The Bluenose schooner is without doubt Canada’s most iconic sailing ship.
These beautiful sailing ships were the fast workhorses of Canada’s maritime and Atlantic provinces, especially Nova Scotia, from the 19th century to their peak in the early 20th.
The east coast fishing vessels, American and Canadian, would fish off the Grand Banks and then rush back to port as the first vessels in got the highest prices for their catch. This of course led to competitions, and soon an organized race between American and Canadian ships began. For 17 years, the Bluenose beat all those the Americans put up against her, including special built schooners.
The ship was later enshrined on Canada’s ten cent coin.
But wooden ships don’t last, and the original Bluenose was tired and outdated as motorized ships became the norm. Sold and eventually wrecked in a storm, she passed into Canadian legend.
Then a rich Nova Scotia brewer had an exact copy built in the 1960’s to promote the company’s “Schooner” beer product, but the ship, Bluenose II was eventually donated to the province as a provincial “ambassador”.
The Bluenose II, eventually too had to be rebuilt, and in 2009, the third rebuild became what is virtually an entirely new ship, the new Bluenose II was launched with great fanfare in 2012.
During the rebuild and ever since, the ship has been plagued by controversy and allegations of government mismanagement. The original estimate was a little over $ 14 million. However actual costs are now over $25 million and potentially still rising.
I told you so…
One of the major issues was to have the ship certified by an American registry which declared that a massive steel rudder was required for registry approval.
Interestingly, Nova Scotia shipbuilders at the time said this was all wrong. Still the work went ahead at enormous cost, later additional hydraulics had to be added at even more cost, and still it didn’t work properly.

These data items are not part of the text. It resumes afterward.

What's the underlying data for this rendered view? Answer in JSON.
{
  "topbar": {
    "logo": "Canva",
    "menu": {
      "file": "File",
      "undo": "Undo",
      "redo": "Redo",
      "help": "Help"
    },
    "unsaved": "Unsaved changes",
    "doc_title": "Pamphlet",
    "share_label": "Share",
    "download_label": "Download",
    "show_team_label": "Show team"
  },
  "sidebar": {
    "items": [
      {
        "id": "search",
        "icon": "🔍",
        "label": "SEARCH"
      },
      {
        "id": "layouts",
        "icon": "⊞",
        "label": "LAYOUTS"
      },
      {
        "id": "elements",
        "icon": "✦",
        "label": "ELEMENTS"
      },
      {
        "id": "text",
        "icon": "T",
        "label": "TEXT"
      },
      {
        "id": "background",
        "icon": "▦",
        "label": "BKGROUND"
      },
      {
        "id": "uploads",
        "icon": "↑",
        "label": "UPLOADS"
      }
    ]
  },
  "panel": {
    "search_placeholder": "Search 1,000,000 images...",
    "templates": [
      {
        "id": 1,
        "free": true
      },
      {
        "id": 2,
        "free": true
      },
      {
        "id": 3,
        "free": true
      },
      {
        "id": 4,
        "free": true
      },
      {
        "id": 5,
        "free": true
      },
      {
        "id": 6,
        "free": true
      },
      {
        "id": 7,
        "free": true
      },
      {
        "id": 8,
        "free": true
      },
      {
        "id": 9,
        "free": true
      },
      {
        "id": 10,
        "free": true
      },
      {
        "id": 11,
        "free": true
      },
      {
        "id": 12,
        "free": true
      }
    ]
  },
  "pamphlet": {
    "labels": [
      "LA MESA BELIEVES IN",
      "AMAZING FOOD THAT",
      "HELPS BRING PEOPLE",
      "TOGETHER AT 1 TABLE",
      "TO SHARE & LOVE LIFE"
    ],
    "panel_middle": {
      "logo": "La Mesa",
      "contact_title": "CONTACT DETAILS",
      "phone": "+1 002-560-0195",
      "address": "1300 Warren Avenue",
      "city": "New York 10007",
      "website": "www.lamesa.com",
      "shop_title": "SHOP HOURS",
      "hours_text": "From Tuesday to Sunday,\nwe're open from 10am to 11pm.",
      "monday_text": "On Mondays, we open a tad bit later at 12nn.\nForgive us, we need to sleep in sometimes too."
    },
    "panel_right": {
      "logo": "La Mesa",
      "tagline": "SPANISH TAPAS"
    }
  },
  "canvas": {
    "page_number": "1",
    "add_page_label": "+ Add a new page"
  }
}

Now, the government said it will have to replace the steel rudder at the end of the sailing season in 2016 with a wooden or composite rudder…..at additional cost.
Nova Scotia shipbuilder Len Boudreau said he met with officials last year and gave them drawings on how to correct the rudder problem, with a wood or composite rudder and provided drawings. The government then spent $30,000 with an American firm, which basically came up with the same solution.

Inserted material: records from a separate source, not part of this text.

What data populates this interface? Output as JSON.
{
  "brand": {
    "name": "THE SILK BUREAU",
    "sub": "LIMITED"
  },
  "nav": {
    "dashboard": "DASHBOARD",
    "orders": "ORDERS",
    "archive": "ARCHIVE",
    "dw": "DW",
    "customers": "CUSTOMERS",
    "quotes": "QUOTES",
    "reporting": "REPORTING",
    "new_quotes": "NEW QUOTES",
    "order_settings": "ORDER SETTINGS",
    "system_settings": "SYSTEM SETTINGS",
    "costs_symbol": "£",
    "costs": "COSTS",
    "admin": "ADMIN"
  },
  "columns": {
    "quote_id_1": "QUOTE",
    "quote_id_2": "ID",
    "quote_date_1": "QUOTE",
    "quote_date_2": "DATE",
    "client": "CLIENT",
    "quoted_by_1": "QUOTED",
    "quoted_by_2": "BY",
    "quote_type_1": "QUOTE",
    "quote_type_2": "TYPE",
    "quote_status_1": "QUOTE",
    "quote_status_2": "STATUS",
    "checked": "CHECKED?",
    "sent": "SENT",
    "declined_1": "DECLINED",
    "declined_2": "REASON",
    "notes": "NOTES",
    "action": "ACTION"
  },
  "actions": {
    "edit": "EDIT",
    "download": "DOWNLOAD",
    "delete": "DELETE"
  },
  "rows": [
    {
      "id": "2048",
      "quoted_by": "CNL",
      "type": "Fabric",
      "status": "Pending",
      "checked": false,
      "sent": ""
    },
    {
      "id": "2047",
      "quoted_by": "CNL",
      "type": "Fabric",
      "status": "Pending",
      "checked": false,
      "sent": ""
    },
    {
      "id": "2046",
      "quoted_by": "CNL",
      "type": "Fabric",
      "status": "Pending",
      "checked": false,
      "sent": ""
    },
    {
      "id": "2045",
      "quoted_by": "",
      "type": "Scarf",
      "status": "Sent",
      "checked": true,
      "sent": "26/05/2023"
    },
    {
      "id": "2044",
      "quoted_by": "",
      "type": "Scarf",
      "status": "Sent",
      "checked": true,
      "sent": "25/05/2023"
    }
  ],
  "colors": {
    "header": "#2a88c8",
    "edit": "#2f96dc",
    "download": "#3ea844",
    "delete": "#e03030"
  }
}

Boudreau who is an experienced wooden schooner builder and sailore of almost four decades is quoted in the Halifax Chronicle saying it was a “kick in the teeth” to have the government accept his advice for free then pay money for an American company to tell them “exactly what I told them.”
The existing rudder system has failed on several occasions over the past couple of years, and Boudreau says there’s a “90 percent” chance it will fail again this year.
He says he could have a working rudder built in three to four weeks at a cost of under $75,000.
He also expressed concerns about other aspects of the build, such as using steel spikes which will rust, and several other issues he says are conflicting with the build.
Quoted by the CBC he said “If the government of the day had gone to Lunenburg and talked to some of the great shipwrights there, and in the great shipyards around this province — we have a long history of shipbuilding — and said ‘look, here we go boys, we’ve got a job to do, we’ve got to build a wooden schooner,’ they would have gotten a really good schooner
Another quote in the Herald about the government overseeing of the project, “They’re just a bunch of bureaucrats running around in a circle. None of this needed to happen.”